Why Sizing of DC Water Meters Matters: An Insider's View
Holland & Knight Program
Washington, DC 20006
Holland & Knight attorneys Chip Glasgow, Amy Edwards, Janene Jackson and Rod Woodson are pleased that you were able to attend the March 15 event "System Availability Fees: What the DC Building Community Needs to Know."
Due to the popularity and feedback from the March Q&A, Callie Swingle from WC Smith Companies will give us further highlights regarding how DC Water's changes apply to your projects. Ms. Swingle will discuss how DC Water determines the size of a meter for project installs and how this can be affected by the "flow" rate of the supply lines in the area, along with the impact for meters in lower-flowing areas sometimes having to be larger to get the required total volume of water where it needs to be.
When meters were not a major cost factor, meter fees were not a big deal. Last year, DC Water imposed a monthly "System Replacement Fee" that is indexed to meter size. On top of that, DC Water is about to impose a new, one-time "System Availability Fee" that is also indexed to meter size, with fees ranging as high as $796,654 that are to be paid as early plans are reviewed and "approved" by DC Water – prior to the issuance of any building permit.
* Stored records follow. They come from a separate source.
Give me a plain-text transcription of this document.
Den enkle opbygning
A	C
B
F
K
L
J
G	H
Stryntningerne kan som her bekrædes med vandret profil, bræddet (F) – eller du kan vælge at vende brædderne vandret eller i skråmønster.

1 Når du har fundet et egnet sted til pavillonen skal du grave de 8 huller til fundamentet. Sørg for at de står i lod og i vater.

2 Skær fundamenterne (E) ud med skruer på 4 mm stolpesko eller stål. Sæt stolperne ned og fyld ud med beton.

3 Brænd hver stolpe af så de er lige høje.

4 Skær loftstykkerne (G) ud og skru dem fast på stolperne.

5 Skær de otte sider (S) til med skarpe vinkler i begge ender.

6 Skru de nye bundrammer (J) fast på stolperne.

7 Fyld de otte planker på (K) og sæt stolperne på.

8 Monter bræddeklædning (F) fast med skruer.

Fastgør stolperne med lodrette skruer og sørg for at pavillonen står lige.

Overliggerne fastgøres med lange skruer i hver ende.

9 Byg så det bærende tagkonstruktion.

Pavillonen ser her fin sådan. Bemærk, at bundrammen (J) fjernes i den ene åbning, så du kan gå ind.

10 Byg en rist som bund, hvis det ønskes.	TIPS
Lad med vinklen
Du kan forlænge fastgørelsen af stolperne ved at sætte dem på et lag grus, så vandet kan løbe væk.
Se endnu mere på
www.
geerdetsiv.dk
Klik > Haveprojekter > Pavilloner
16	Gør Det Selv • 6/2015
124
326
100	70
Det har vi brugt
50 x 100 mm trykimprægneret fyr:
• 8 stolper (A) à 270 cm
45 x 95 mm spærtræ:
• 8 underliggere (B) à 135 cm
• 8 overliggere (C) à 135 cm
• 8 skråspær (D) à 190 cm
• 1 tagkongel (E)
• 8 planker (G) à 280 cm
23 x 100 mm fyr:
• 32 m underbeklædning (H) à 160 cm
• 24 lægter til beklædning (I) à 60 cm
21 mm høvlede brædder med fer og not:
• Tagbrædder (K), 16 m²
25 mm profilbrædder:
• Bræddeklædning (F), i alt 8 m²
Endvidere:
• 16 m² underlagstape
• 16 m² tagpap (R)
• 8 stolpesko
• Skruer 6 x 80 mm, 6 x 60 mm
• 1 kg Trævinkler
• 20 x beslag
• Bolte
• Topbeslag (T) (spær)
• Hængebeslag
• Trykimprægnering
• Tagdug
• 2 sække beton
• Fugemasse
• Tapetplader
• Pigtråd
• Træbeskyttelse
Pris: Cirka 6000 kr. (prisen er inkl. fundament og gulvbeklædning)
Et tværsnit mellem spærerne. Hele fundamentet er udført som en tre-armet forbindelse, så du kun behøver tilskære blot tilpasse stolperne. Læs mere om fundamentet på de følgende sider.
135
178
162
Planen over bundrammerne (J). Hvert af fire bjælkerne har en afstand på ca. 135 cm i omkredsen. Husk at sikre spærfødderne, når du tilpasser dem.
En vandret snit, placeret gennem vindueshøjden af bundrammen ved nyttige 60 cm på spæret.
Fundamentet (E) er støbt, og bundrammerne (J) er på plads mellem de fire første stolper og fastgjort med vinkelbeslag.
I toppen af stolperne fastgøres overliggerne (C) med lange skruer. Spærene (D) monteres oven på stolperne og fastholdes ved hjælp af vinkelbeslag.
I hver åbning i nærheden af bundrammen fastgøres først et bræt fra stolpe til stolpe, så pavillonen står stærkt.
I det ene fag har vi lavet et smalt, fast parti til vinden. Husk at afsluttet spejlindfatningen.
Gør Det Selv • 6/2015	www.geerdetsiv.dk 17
Ms. Swingle will have Excel worksheets for you to consider and keep for future reference. She will also discuss whether the range of meter models is 1) appropriate for an era when many fixtures use far less water per use than they did when the standards were adopted and 2) compliant to meet both the lower-volume needs for most domestic uses as compared with fire suppression.
The information provided may also help determine how you might collar existing or reduce the size of new or larger meters for possible savings under the System Availability Fee and reduce other meter size based fees that are paid each month.
About Ms. Swingle: Before she joined WC Smith Companies as a project manager, Ms. Swingle was a supervisor at the DC Water Permit Operations Department between 2009-2014 where she reviewed and approved permit applications for new water services. She hopes that by informing you of underlying details, you can better understand the existing and proposed fees and address any challenges the new domestic metering and System Availability Fees present.